The answer to those  question seemed to lie within all the losses that I had acquired over the past months.  I had slipped down into the slippery and dark world known only to someone who has ben depressed. I had to do something besides talking to break out of depression. I had to change the way that I had lived my life. First I had to admit that my life was out of control. I was powerless to overcome my symptoms of depression by will power alone. I needed to believe in a power greater than myself. I had to have a spiritual experience. Having been in the ministry for may years, I thought I had a deep spiritual experience, but I seemed to have lost it along the way.

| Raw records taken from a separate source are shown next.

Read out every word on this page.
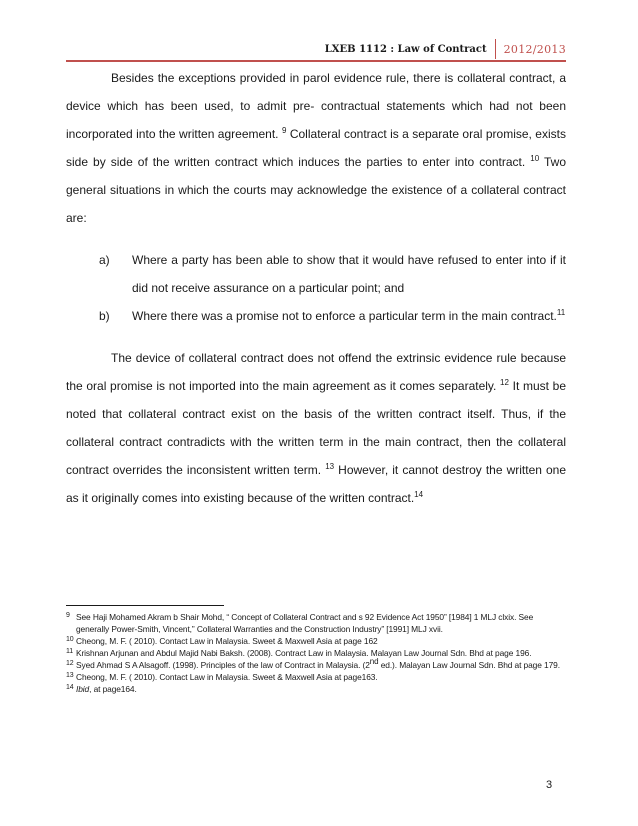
LXEB 1112 : Law of Contract	2012/2013

Besides the exceptions provided in parol evidence rule, there is collateral contract, a device which has been used, to admit pre- contractual statements which had not been incorporated into the written agreement. $^9$ Collateral contract is a separate oral promise, exists side by side of the written contract which induces the parties to enter into contract. $^{10}$ Two general situations in which the courts may acknowledge the existence of a collateral contract are:

a)	Where a party has been able to show that it would have refused to enter into if it did not receive assurance on a particular point; and
b)	Where there was a promise not to enforce a particular term in the main contract.$^{11}$

The device of collateral contract does not offend the extrinsic evidence rule because the oral promise is not imported into the main agreement as it comes separately. $^{12}$ It must be noted that collateral contract exist on the basis of the written contract itself. Thus, if the collateral contract contradicts with the written term in the main contract, then the collateral contract overrides the inconsistent written term. $^{13}$ However, it cannot destroy the written one as it originally comes into existing because of the written contract.$^{14}$

9 See Haji Mohamed Akram b Shair Mohd, “ Concept of Collateral Contract and s 92 Evidence Act 1950” [1984] 1 MLJ clxix. See generally Power-Smith, Vincent,” Collateral Warranties and the Construction Industry” [1991] MLJ xvii.
10 Cheong, M. F. ( 2010). Contact Law in Malaysia. Sweet & Maxwell Asia at page 162
11 Krishnan Arjunan and Abdul Majid Nabi Baksh. (2008). Contract Law in Malaysia. Malayan Law Journal Sdn. Bhd at page 196.
12 Syed Ahmad S A Alsagoff. (1998). Principles of the law of Contract in Malaysia. (2nd ed.). Malayan Law Journal Sdn. Bhd at page 179.
13 Cheong, M. F. ( 2010). Contact Law in Malaysia. Sweet & Maxwell Asia at page163.
14 Ibid, at page164.
3
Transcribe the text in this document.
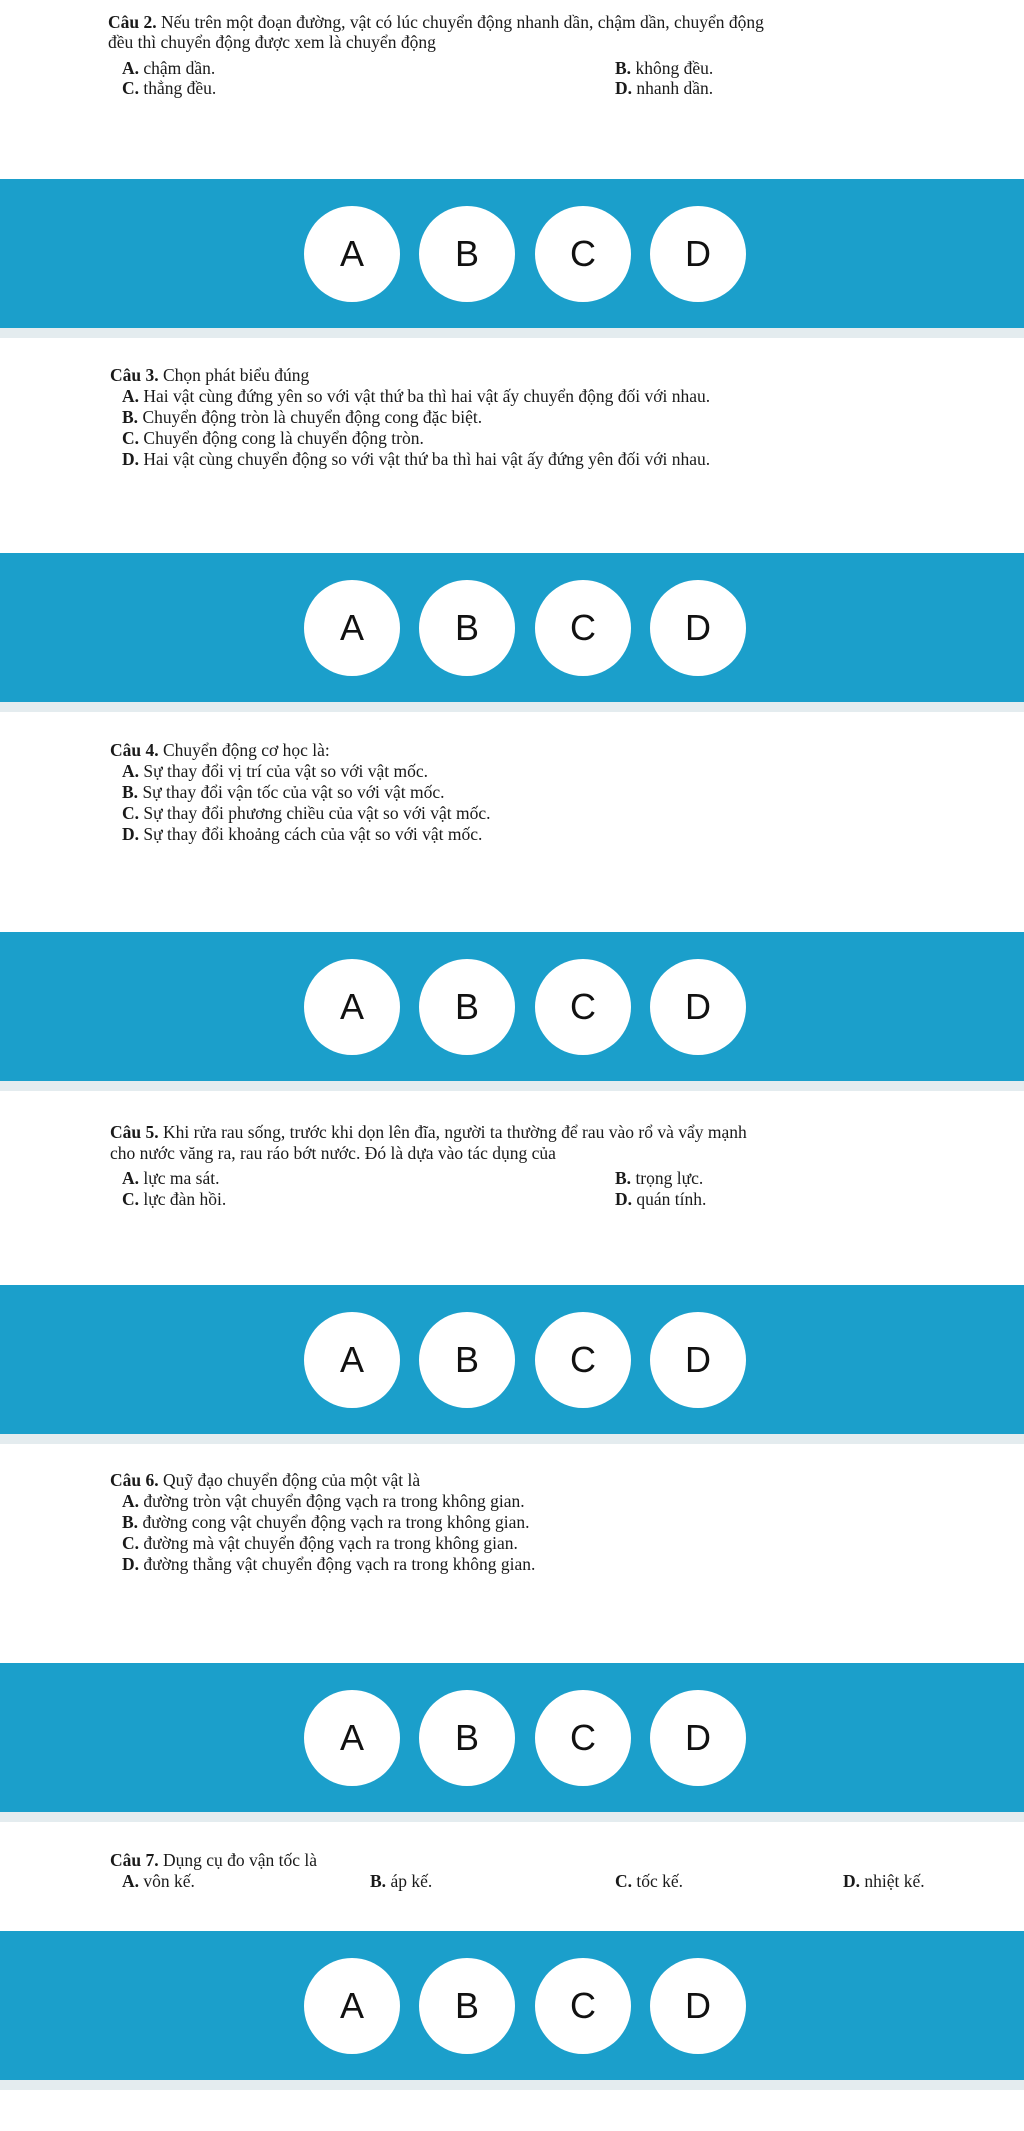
Câu 2. Nếu trên một đoạn đường, vật có lúc chuyển động nhanh dần, chậm dần, chuyển động
đều thì chuyển động được xem là chuyển động
A. chậm dần.	B. không đều.
C. thẳng đều.	D. nhanh dần.
A	B	C	D
Câu 3. Chọn phát biểu đúng
A. Hai vật cùng đứng yên so với vật thứ ba thì hai vật ấy chuyển động đối với nhau.
B. Chuyển động tròn là chuyển động cong đặc biệt.
C. Chuyển động cong là chuyển động tròn.
D. Hai vật cùng chuyển động so với vật thứ ba thì hai vật ấy đứng yên đối với nhau.
A	B	C	D
Câu 4. Chuyển động cơ học là:
A. Sự thay đổi vị trí của vật so với vật mốc.
B. Sự thay đổi vận tốc của vật so với vật mốc.
C. Sự thay đổi phương chiều của vật so với vật mốc.
D. Sự thay đổi khoảng cách của vật so với vật mốc.
A	B	C	D
Câu 5. Khi rửa rau sống, trước khi dọn lên đĩa, người ta thường để rau vào rổ và vẩy mạnh
cho nước văng ra, rau ráo bớt nước. Đó là dựa vào tác dụng của
A. lực ma sát.	B. trọng lực.
C. lực đàn hồi.	D. quán tính.
A	B	C	D
Câu 6. Quỹ đạo chuyển động của một vật là
A. đường tròn vật chuyển động vạch ra trong không gian.
B. đường cong vật chuyển động vạch ra trong không gian.
C. đường mà vật chuyển động vạch ra trong không gian.
D. đường thẳng vật chuyển động vạch ra trong không gian.
A	B	C	D
Câu 7. Dụng cụ đo vận tốc là
A. vôn kế.	B. áp kế.	C. tốc kế.	D. nhiệt kế.
A	B	C	D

I began to walk five miles a day inside a mall near my home to shake this awful feeling of emptiness that had taken over my life. I set myself this goal to force myself to walk until  I starter to feel better. This was about a year following that day in August when I felt myself slipping into  the abyss. After doing this exercise of walking day after day,   I began to feel a little better. But then the old message came back and said “yes, but this good feeling won’t last.”  Then I knew that since I had good days before that depression, I could have a good day again. I went on walking, and within time, I walked my way through the fog that had imprisoned me.

But I had to do the work!   Did my symptoms have me imprisoned or did the meaning that I had created in my mind about my life have me imprisoned? I believe it was the meaning I had given to those losses in my life  that gradually threw me to the ground, hog tied  me, and wouldn’t let me go. I had to believe that somehow my walking gave meaning to the belief that I wasn’t going to let these feelings of helplessness beat me down. I just believed that I was going to beat this thing! I learned a great lesson here in that “motivation follows action.”

SOURCE :Copyright(c)  Depressed Anonymous, 3rd edition. (1998, 2008, 2011). Depressed Anonymous Publications, Louisville. KY  Pg. 21.  (Autobiographical sketch of the founder of Depressed Anonymous, Hugh S., in Evansville, Indiana in 1985.)